A rebours des tentations d’avant-garde de l’époque, Herrmann compose une partition que d’aucuns qualifieraient de néo-romantique, aux influences multiples – le programme cite l’expressionnisme de Zemlinsky ou du premier Schönberg, mais on songe surtout à la musique tchèque, Dvorák ou Janacek – et surtout remarquablement efficace. Avec son trait de flûte strident et ses percussions menaçantes, le prologue installe un climat inquiétant, et signale d’emblée un talent évident pour caractériser les atmosphères, façonnant des tableaux reconnaissables et contrastés. D’une admirable fluidité narrative, l’écriture accompagne une facture vocale attentive à la lisibilité du drame, sans jamais sacrifier l’expression lyrique, dans un pragmatisme que certains diront anglo-saxons, du moins indifférent aux querelles de chapelle.
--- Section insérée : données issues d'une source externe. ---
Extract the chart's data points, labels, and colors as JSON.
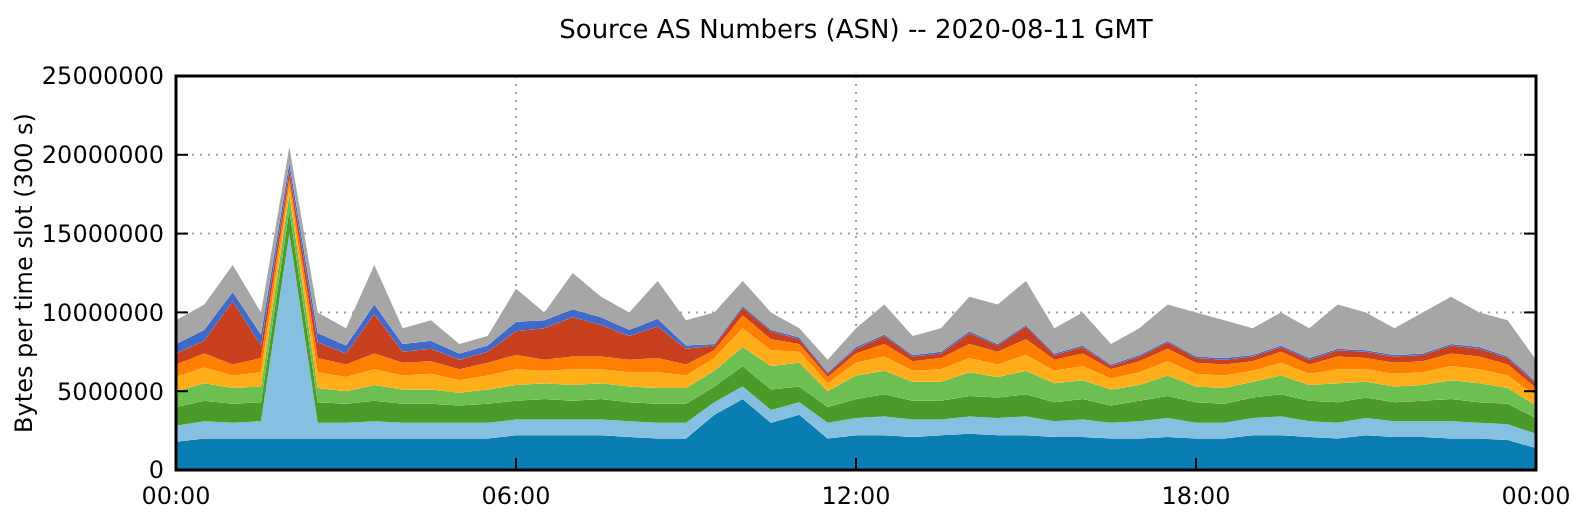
{
  "chart_data": {
    "type": "area",
    "title": "Source AS Numbers (ASN) -- 2020-08-11 GMT",
    "ylabel": "Bytes per time slot (300 s)",
    "stacked": true,
    "grid": true,
    "x": [
      0,
      0.5,
      1,
      1.5,
      2,
      2.5,
      3,
      3.5,
      4,
      4.5,
      5,
      5.5,
      6,
      6.5,
      7,
      7.5,
      8,
      8.5,
      9,
      9.5,
      10,
      10.5,
      11,
      11.5,
      12,
      12.5,
      13,
      13.5,
      14,
      14.5,
      15,
      15.5,
      16,
      16.5,
      17,
      17.5,
      18,
      18.5,
      19,
      19.5,
      20,
      20.5,
      21,
      21.5,
      22,
      22.5,
      23,
      23.5,
      24
    ],
    "xlim": [
      0,
      24
    ],
    "xticks": [
      {
        "value": 0,
        "label": "00:00"
      },
      {
        "value": 6,
        "label": "06:00"
      },
      {
        "value": 12,
        "label": "12:00"
      },
      {
        "value": 18,
        "label": "18:00"
      },
      {
        "value": 24,
        "label": "00:00"
      }
    ],
    "ylim": [
      0,
      25000000
    ],
    "yticks": [
      0,
      5000000,
      10000000,
      15000000,
      20000000,
      25000000
    ],
    "series": [
      {
        "color": "#0a7eb2",
        "values": [
          1800000.0,
          2000000.0,
          2000000.0,
          2000000.0,
          2000000.0,
          2000000.0,
          2000000.0,
          2000000.0,
          2000000.0,
          2000000.0,
          2000000.0,
          2000000.0,
          2200000.0,
          2200000.0,
          2200000.0,
          2200000.0,
          2100000.0,
          2000000.0,
          2000000.0,
          3500000.0,
          4500000.0,
          3000000.0,
          3500000.0,
          2000000.0,
          2200000.0,
          2200000.0,
          2100000.0,
          2200000.0,
          2300000.0,
          2200000.0,
          2200000.0,
          2100000.0,
          2100000.0,
          2000000.0,
          2000000.0,
          2100000.0,
          2000000.0,
          2000000.0,
          2200000.0,
          2200000.0,
          2100000.0,
          2000000.0,
          2200000.0,
          2100000.0,
          2100000.0,
          2000000.0,
          2000000.0,
          1900000.0,
          1400000.0
        ]
      },
      {
        "color": "#86c0e0",
        "values": [
          1000000.0,
          1100000.0,
          1000000.0,
          1100000.0,
          13000000.0,
          1000000.0,
          1000000.0,
          1100000.0,
          1000000.0,
          1000000.0,
          1000000.0,
          1000000.0,
          1000000.0,
          1000000.0,
          1000000.0,
          1000000.0,
          1000000.0,
          1000000.0,
          1000000.0,
          800000.0,
          800000.0,
          800000.0,
          800000.0,
          1000000.0,
          1100000.0,
          1200000.0,
          1100000.0,
          1000000.0,
          1100000.0,
          1100000.0,
          1200000.0,
          1000000.0,
          1100000.0,
          1000000.0,
          1100000.0,
          1200000.0,
          1000000.0,
          1000000.0,
          1100000.0,
          1200000.0,
          1000000.0,
          1000000.0,
          1100000.0,
          1000000.0,
          1000000.0,
          1100000.0,
          1000000.0,
          1000000.0,
          900000.0
        ]
      },
      {
        "color": "#4c9a2a",
        "values": [
          1200000.0,
          1300000.0,
          1200000.0,
          1200000.0,
          1500000.0,
          1300000.0,
          1200000.0,
          1300000.0,
          1200000.0,
          1200000.0,
          1100000.0,
          1200000.0,
          1200000.0,
          1300000.0,
          1200000.0,
          1300000.0,
          1200000.0,
          1200000.0,
          1200000.0,
          1000000.0,
          1300000.0,
          1300000.0,
          1000000.0,
          1000000.0,
          1200000.0,
          1400000.0,
          1200000.0,
          1200000.0,
          1300000.0,
          1300000.0,
          1400000.0,
          1200000.0,
          1300000.0,
          1100000.0,
          1300000.0,
          1400000.0,
          1300000.0,
          1200000.0,
          1300000.0,
          1400000.0,
          1300000.0,
          1300000.0,
          1300000.0,
          1200000.0,
          1300000.0,
          1400000.0,
          1300000.0,
          1300000.0,
          1000000.0
        ]
      },
      {
        "color": "#6cbf50",
        "values": [
          1000000.0,
          1100000.0,
          1000000.0,
          1000000.0,
          1000000.0,
          900000.0,
          800000.0,
          1000000.0,
          900000.0,
          900000.0,
          800000.0,
          900000.0,
          1000000.0,
          1000000.0,
          1000000.0,
          1000000.0,
          1000000.0,
          1000000.0,
          1000000.0,
          1000000.0,
          1200000.0,
          1500000.0,
          1500000.0,
          1000000.0,
          1500000.0,
          1500000.0,
          1200000.0,
          1200000.0,
          1500000.0,
          1300000.0,
          1500000.0,
          1200000.0,
          1200000.0,
          1000000.0,
          1000000.0,
          1300000.0,
          1000000.0,
          1000000.0,
          1000000.0,
          1200000.0,
          1000000.0,
          1200000.0,
          1000000.0,
          1000000.0,
          1000000.0,
          1200000.0,
          1200000.0,
          1000000.0,
          800000.0
        ]
      },
      {
        "color": "#ffae1a",
        "values": [
          900000.0,
          1000000.0,
          800000.0,
          900000.0,
          500000.0,
          1000000.0,
          900000.0,
          1000000.0,
          900000.0,
          1000000.0,
          800000.0,
          900000.0,
          1000000.0,
          800000.0,
          1000000.0,
          900000.0,
          900000.0,
          1000000.0,
          800000.0,
          800000.0,
          1200000.0,
          1000000.0,
          700000.0,
          500000.0,
          800000.0,
          900000.0,
          700000.0,
          800000.0,
          900000.0,
          800000.0,
          1000000.0,
          800000.0,
          900000.0,
          700000.0,
          800000.0,
          900000.0,
          800000.0,
          800000.0,
          700000.0,
          800000.0,
          700000.0,
          900000.0,
          800000.0,
          800000.0,
          800000.0,
          900000.0,
          900000.0,
          800000.0,
          600000.0
        ]
      },
      {
        "color": "#ff7f00",
        "values": [
          800000.0,
          900000.0,
          700000.0,
          900000.0,
          500000.0,
          900000.0,
          800000.0,
          1000000.0,
          800000.0,
          800000.0,
          700000.0,
          800000.0,
          900000.0,
          700000.0,
          800000.0,
          800000.0,
          800000.0,
          900000.0,
          700000.0,
          500000.0,
          800000.0,
          700000.0,
          500000.0,
          400000.0,
          600000.0,
          800000.0,
          600000.0,
          700000.0,
          900000.0,
          800000.0,
          1000000.0,
          700000.0,
          800000.0,
          600000.0,
          700000.0,
          800000.0,
          700000.0,
          700000.0,
          600000.0,
          700000.0,
          600000.0,
          800000.0,
          700000.0,
          700000.0,
          700000.0,
          800000.0,
          800000.0,
          700000.0,
          500000.0
        ]
      },
      {
        "color": "#c8401e",
        "values": [
          700000.0,
          800000.0,
          4000000.0,
          800000.0,
          500000.0,
          1000000.0,
          700000.0,
          2500000.0,
          700000.0,
          800000.0,
          600000.0,
          700000.0,
          1500000.0,
          2000000.0,
          2500000.0,
          2000000.0,
          1500000.0,
          2000000.0,
          1000000.0,
          300000.0,
          500000.0,
          500000.0,
          300000.0,
          200000.0,
          300000.0,
          500000.0,
          300000.0,
          300000.0,
          700000.0,
          400000.0,
          800000.0,
          300000.0,
          400000.0,
          200000.0,
          300000.0,
          400000.0,
          300000.0,
          300000.0,
          300000.0,
          300000.0,
          300000.0,
          400000.0,
          400000.0,
          400000.0,
          400000.0,
          500000.0,
          500000.0,
          400000.0,
          300000.0
        ]
      },
      {
        "color": "#4169c8",
        "values": [
          600000.0,
          700000.0,
          600000.0,
          700000.0,
          500000.0,
          600000.0,
          500000.0,
          600000.0,
          500000.0,
          500000.0,
          400000.0,
          400000.0,
          600000.0,
          500000.0,
          500000.0,
          500000.0,
          400000.0,
          500000.0,
          200000.0,
          100000.0,
          100000.0,
          100000.0,
          100000.0,
          100000.0,
          100000.0,
          100000.0,
          100000.0,
          100000.0,
          100000.0,
          100000.0,
          100000.0,
          100000.0,
          100000.0,
          100000.0,
          100000.0,
          100000.0,
          100000.0,
          100000.0,
          100000.0,
          100000.0,
          100000.0,
          100000.0,
          100000.0,
          100000.0,
          100000.0,
          100000.0,
          100000.0,
          100000.0,
          100000.0
        ]
      },
      {
        "color": "#a6a6a6",
        "values": [
          1500000.0,
          1600000.0,
          1700000.0,
          1400000.0,
          1000000.0,
          1300000.0,
          1100000.0,
          2500000.0,
          1000000.0,
          1300000.0,
          600000.0,
          600000.0,
          2100000.0,
          500000.0,
          2300000.0,
          1300000.0,
          1100000.0,
          2400000.0,
          1600000.0,
          2000000.0,
          1600000.0,
          1100000.0,
          600000.0,
          800000.0,
          1200000.0,
          1900000.0,
          1200000.0,
          1500000.0,
          2200000.0,
          2500000.0,
          2800000.0,
          1600000.0,
          2100000.0,
          1300000.0,
          1700000.0,
          2300000.0,
          2800000.0,
          2400000.0,
          1700000.0,
          2100000.0,
          1900000.0,
          2800000.0,
          2400000.0,
          1700000.0,
          2600000.0,
          3000000.0,
          2200000.0,
          2300000.0,
          1400000.0
        ]
      }
    ]
  }
}
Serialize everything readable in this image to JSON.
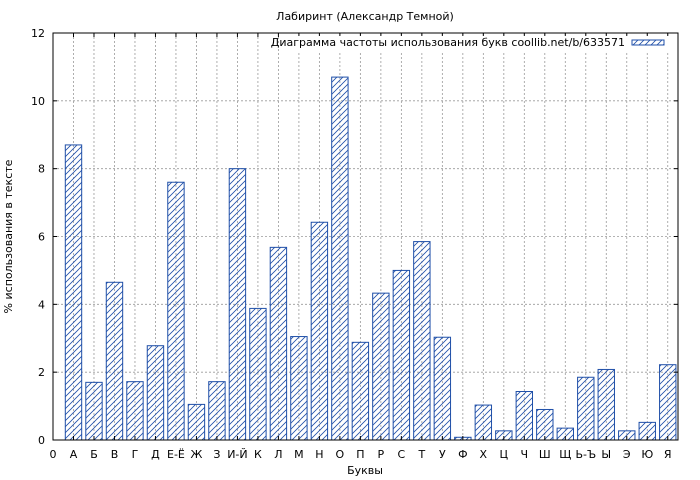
{
  "chart_data": {
    "type": "bar",
    "title": "Лабиринт (Александр Темной)",
    "xlabel": "Буквы",
    "ylabel": "% использования в тексте",
    "legend": {
      "label": "Диаграмма частоты использования букв coollib.net/b/633571",
      "placement": "top-right"
    },
    "x_origin_label": "0",
    "categories": [
      "А",
      "Б",
      "В",
      "Г",
      "Д",
      "Е-Ё",
      "Ж",
      "З",
      "И-Й",
      "К",
      "Л",
      "М",
      "Н",
      "О",
      "П",
      "Р",
      "С",
      "Т",
      "У",
      "Ф",
      "Х",
      "Ц",
      "Ч",
      "Ш",
      "Щ",
      "Ь-Ъ",
      "Ы",
      "Э",
      "Ю",
      "Я"
    ],
    "values": [
      8.7,
      1.7,
      4.65,
      1.72,
      2.78,
      7.6,
      1.05,
      1.72,
      8.0,
      3.88,
      5.68,
      3.05,
      6.42,
      10.7,
      2.88,
      4.33,
      5.0,
      5.85,
      3.03,
      0.08,
      1.03,
      0.27,
      1.43,
      0.9,
      0.35,
      1.85,
      2.08,
      0.27,
      0.52,
      2.22
    ],
    "ylim": [
      0,
      12
    ],
    "yticks": [
      0,
      2,
      4,
      6,
      8,
      10,
      12
    ],
    "grid": true,
    "colors": {
      "bar": "#1f4fa8",
      "grid": "#9a9a9a"
    }
  }
}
De fait, on se laisse aisément prendre dans les rets d’une intrigue teintant la violence des sentiments et de la vengeance d’un soupçon de lecture sociale, certes un peu convenue.

Caractérisant admirablement les personnages, le plateau vocal est dominé par l’incarnation de John Chest, Heathcliff buriné au timbre de bronze dans lequel se moulent les tourments et les humiliations de l’orphelin. Relativement jeune, le baryton américain fait montre d’une indéniable maturité et d’une maîtrise évidente de ses moyens significatifs. En Catherine Earnshaw, Layla Claire module la tension entre ses aspirations de respectabilité et ses sentiments profonds. Thomas Lehman résume la cruauté veule d’un Hindley alcoolique précoce, face à la veille sourcilleuse de Nelly Dean, la gouvernante, confiée à la fierté maternelle de Rosie Aldridge. La pâleur circonstanciée du Linton d’Alexander Sprague contraste avec la flamme précipitée de sa sœur pour Heathcliff. Mentionnons encore les interventions d’Andrew McTaggart en Joseph et de Johnny Herford, Lockwood. Préparés par Merion Powell les chœurs remplissent leur office, quand la direction de Jacques Lacombe restitue les qualités cinématographiques – au meilleur sens du terme – de l’ouvrage.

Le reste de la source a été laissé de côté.